If you are concerned about whether or not your original is sharp or not, you could post a full detail 100% crop of some small portion of the image - say the portion including the eye and beak. That would allow reviewers to view that portion of the image at the same level of detail that you have on your own system.

At Frame 37 - Tutorial on Full Detail 100% Crop
http://photography-on-the.net/forum/showthread.php?t=34606&page=3

alliec
15th of May 2006 (Mon), 16:55
Sooner or later, someone may question the sharpness of this image.
Meanwhile, the picture has reasonably good interest level, good composition and good lighting and exposure. The background is certainly blurred sufficiently.

If you are concerned about whether or not your original is sharp or not, you could post a full detail 100% crop of some small portion of the image - say the portion including the eye and beak. That would allow reviewers to view that portion of the image at the same level of detail that you have on your own system.

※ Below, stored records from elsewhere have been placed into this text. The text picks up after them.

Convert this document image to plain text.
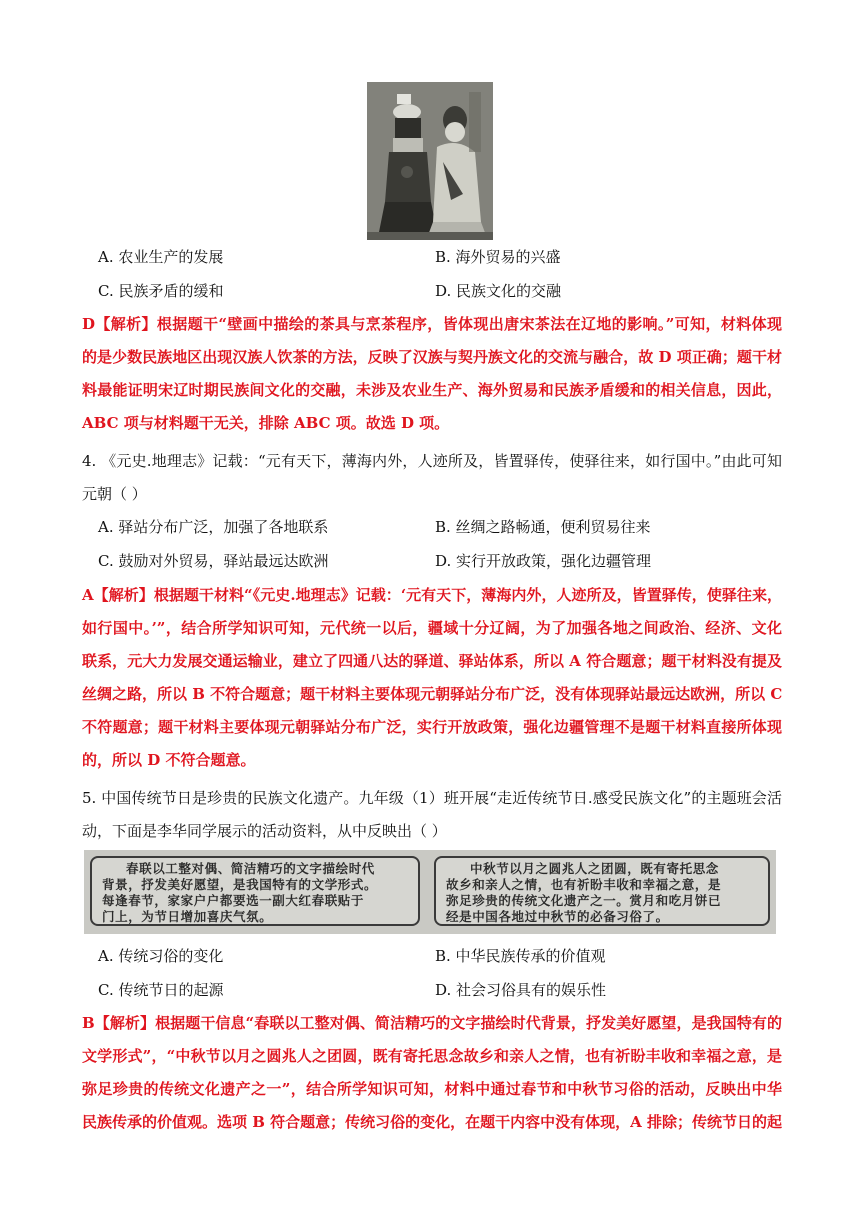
A. 农业生产的发展	B. 海外贸易的兴盛
C. 民族矛盾的缓和	D. 民族文化的交融
D【解析】根据题干“壁画中描绘的茶具与烹茶程序，皆体现出唐宋茶法在辽地的影响。”可知，材料体现
的是少数民族地区出现汉族人饮茶的方法，反映了汉族与契丹族文化的交流与融合，故 D 项正确；题干材
料最能证明宋辽时期民族间文化的交融，未涉及农业生产、海外贸易和民族矛盾缓和的相关信息，因此，
ABC 项与材料题干无关，排除 ABC 项。故选 D 项。
4. 《元史.地理志》记载：“元有天下，薄海内外，人迹所及，皆置驿传，使驿往来，如行国中。”由此可知
元朝（ ）
A. 驿站分布广泛，加强了各地联系	B. 丝绸之路畅通，便利贸易往来
C. 鼓励对外贸易，驿站最远达欧洲	D. 实行开放政策，强化边疆管理
A【解析】根据题干材料“《元史.地理志》记载：‘元有天下，薄海内外，人迹所及，皆置驿传，使驿往来，
如行国中。’”，结合所学知识可知，元代统一以后，疆域十分辽阔，为了加强各地之间政治、经济、文化
联系，元大力发展交通运输业，建立了四通八达的驿道、驿站体系，所以 A 符合题意；题干材料没有提及
丝绸之路，所以 B 不符合题意；题干材料主要体现元朝驿站分布广泛，没有体现驿站最远达欧洲，所以 C
不符题意；题干材料主要体现元朝驿站分布广泛，实行开放政策，强化边疆管理不是题干材料直接所体现
的，所以 D 不符合题意。
5. 中国传统节日是珍贵的民族文化遗产。九年级（1）班开展“走近传统节日.感受民族文化”的主题班会活
动，下面是李华同学展示的活动资料，从中反映出（ ）
春联以工整对偶、简洁精巧的文字描绘时代
背景，抒发美好愿望，是我国特有的文学形式。
每逢春节，家家户户都要选一副大红春联贴于
门上，为节日增加喜庆气氛。
中秋节以月之圆兆人之团圆，既有寄托思念
故乡和亲人之情，也有祈盼丰收和幸福之意，是
弥足珍贵的传统文化遗产之一。赏月和吃月饼已
经是中国各地过中秋节的必备习俗了。
A. 传统习俗的变化	B. 中华民族传承的价值观
C. 传统节日的起源	D. 社会习俗具有的娱乐性
B【解析】根据题干信息“春联以工整对偶、简洁精巧的文字描绘时代背景，抒发美好愿望，是我国特有的
文学形式”，“中秋节以月之圆兆人之团圆，既有寄托思念故乡和亲人之情，也有祈盼丰收和幸福之意，是
弥足珍贵的传统文化遗产之一”，结合所学知识可知，材料中通过春节和中秋节习俗的活动，反映出中华
民族传承的价值观。选项 B 符合题意；传统习俗的变化，在题干内容中没有体现，A 排除；传统节日的起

At Frame 37 - Tutorial on Full Detail 100% Crop
http://photography-on-the.net/forum/showthread.php?t=34606&page=3

Thank you for your comments they are much appreciated. As you say the image looks slightly blurred in the post yet it appears very sharp before i post them. Is there a reason why this should be?

Allie

Robert_Lay
15th of May 2006 (Mon), 21:54
Thank you for your comments they are much appreciated. As you say the image looks slightly blurred in the post yet it appears very sharp before i post them. Is there a reason why this should be?

Allie
Unless there is some other mechanism at work that we don't know about, the down-sampling that occurs when you resize to 800 pixels height is the most significant loss of detail and then on top of that is the JPG compression, which certainly does not improve an image (probably minor in comparison with the downsampling).

In this case, the downsampling was even worse, because it was brought down to < 600 pixels.